Tips For Ordering Wine At The Londoner




Here at The Londoner, our friendly and knowledgeable staff are always happy to offer advice about which wine to order, either to accompany your food, or simply to sip on.


Here are the answers to some questions we are used to hearing:

What are the different types of wine?

Wines can generally be described as:


Wine with an alcohol-by-volume (ABV) content greater than 13.5% is considered a full-bodied wine. Full-bodied wine fills your taste buds with its texture and strength. Generally, they age longer in new oak barrels and have a high tannin content, so they tend to have a heavier flavour.

Examples include Cabernet Sauvignon, Merlot, Malbec, Syrah/Shiraz, Carménère, and Tempranillo. While the majority of wines over 13.5% alcohol are usually red, Chardonnay is a great example of a white that often can also be considered full-bodied.


Wines between 12.5% and 13.5% are deemed medium-bodied. These are generally the white wines we think of as crisp and refreshing.

Examples include Rosé, French Burgundy, Pinot Grigio and Sauvignon Blanc. Several classic medium-bodied red wines use little to no oak aging and are usually called “food wines”.

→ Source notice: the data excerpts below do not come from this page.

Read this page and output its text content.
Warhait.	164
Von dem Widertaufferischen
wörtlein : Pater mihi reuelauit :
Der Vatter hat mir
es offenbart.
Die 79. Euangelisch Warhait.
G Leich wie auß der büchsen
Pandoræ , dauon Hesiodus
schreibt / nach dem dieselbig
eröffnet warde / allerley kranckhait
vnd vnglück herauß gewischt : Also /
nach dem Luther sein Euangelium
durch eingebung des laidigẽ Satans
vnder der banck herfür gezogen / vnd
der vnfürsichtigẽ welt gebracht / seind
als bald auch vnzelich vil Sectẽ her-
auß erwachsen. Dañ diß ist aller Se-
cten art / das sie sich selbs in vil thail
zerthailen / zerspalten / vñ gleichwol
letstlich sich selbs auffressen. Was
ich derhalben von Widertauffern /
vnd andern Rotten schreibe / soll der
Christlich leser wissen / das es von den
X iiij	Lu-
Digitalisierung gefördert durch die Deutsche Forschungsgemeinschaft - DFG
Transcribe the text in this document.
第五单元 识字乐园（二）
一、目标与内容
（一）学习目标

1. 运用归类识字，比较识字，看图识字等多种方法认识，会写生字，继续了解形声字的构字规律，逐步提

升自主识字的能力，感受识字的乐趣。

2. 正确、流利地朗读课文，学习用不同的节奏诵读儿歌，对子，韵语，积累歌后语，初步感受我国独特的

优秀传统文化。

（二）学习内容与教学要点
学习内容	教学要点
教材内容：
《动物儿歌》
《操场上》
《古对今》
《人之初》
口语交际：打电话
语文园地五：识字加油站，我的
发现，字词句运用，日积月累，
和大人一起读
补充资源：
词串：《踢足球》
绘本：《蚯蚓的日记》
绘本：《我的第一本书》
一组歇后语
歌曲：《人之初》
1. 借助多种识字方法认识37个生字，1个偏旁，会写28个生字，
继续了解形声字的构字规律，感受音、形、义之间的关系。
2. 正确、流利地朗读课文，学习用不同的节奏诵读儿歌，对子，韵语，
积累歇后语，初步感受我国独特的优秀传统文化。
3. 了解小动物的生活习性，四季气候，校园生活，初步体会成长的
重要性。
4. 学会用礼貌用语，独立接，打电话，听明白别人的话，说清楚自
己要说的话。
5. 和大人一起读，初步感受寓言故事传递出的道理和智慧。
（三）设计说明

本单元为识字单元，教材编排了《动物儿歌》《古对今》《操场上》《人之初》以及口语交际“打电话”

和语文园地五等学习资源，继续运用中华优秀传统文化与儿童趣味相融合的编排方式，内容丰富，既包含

In most cases, wines under 12.5% are light-bodied wines. They sit in your mouth more like a delicate unsweetened iced green tea or a refreshing lemonade that tingles on your tongue.

Generally speaking, most light bodied wines have lower alcohol levels, reduced tannin, and higher acidity. Examples include Riesling, Prosecco, Gamay, and Semillon.


Most of the above wines fall into the dry category, even though our taste buds might tell us differently. Dry wines range from no residual sugar to 1 gram per serving (150ml).

Most red wines rarely have more than 1/3 gram of sugar per glass. In comparison, a 150ml serving of Coca-Cola has 16 grams of sugar.


Usually Champagne, although there are other sparkling wines made the same way that Champagne is produced, but with different grapes, such as Cava and Prosecco.

Terms like Brut and Sec describe the sweetness levels in sparkling wines. If you prefer your bubbly on the dry side, opt for Extra Brut or Brut Nature if it’s available.

Dessert or “Sweet”

Sweet wines are generally Dessert Wines and have a wide range of sweetness varying from about 3 to 28 grams of sugar per glass.

Examples include Ice Wines, Port, Tokaji, Sauternes, Lachryma Christi, Muscat, and Semillon.

What wines go best with what food?

Some of our guests select their food from our extensive menu, then ask for advice on what wine is best to accompany those dishes.

Others know already which wine they prefer, and wonder what would be the best food choice to be paired with that wine!

Full-Bodied Wines

Best paired with a juicy grilled beef steak, your favourite hamburger, roasted leg of lamb, pork roast, grilled pork, and even dark meat poultry like duck, or sausages. Malbec for example has enough body to stand up to these rich foods, but its tannins and finish are slightly mellower than a Cabernet Sauvignon.

So, from our food and wine menus, you might choose:

  • The 10oz Sirloin Steak grilled just how you like it, with the Malbec Ben Marco from Mendoza, Argentina.
  • The Lamb Shank, with the Shiraz Hedonist from the McLaren Valley, South Australia.
  • The Hog Roast Burger with the Cabernet Sauvignon Lamador from the Maule Valley, Chile (available by the glass).
  • The Pork Rib Rack with the Shiraz Diggins Estate from South Eastern Australia (available by the glass).
  • The Beef Ragu Lasagne with the Outback Creek Chardonnay from South Eastern Australia (available by the glass).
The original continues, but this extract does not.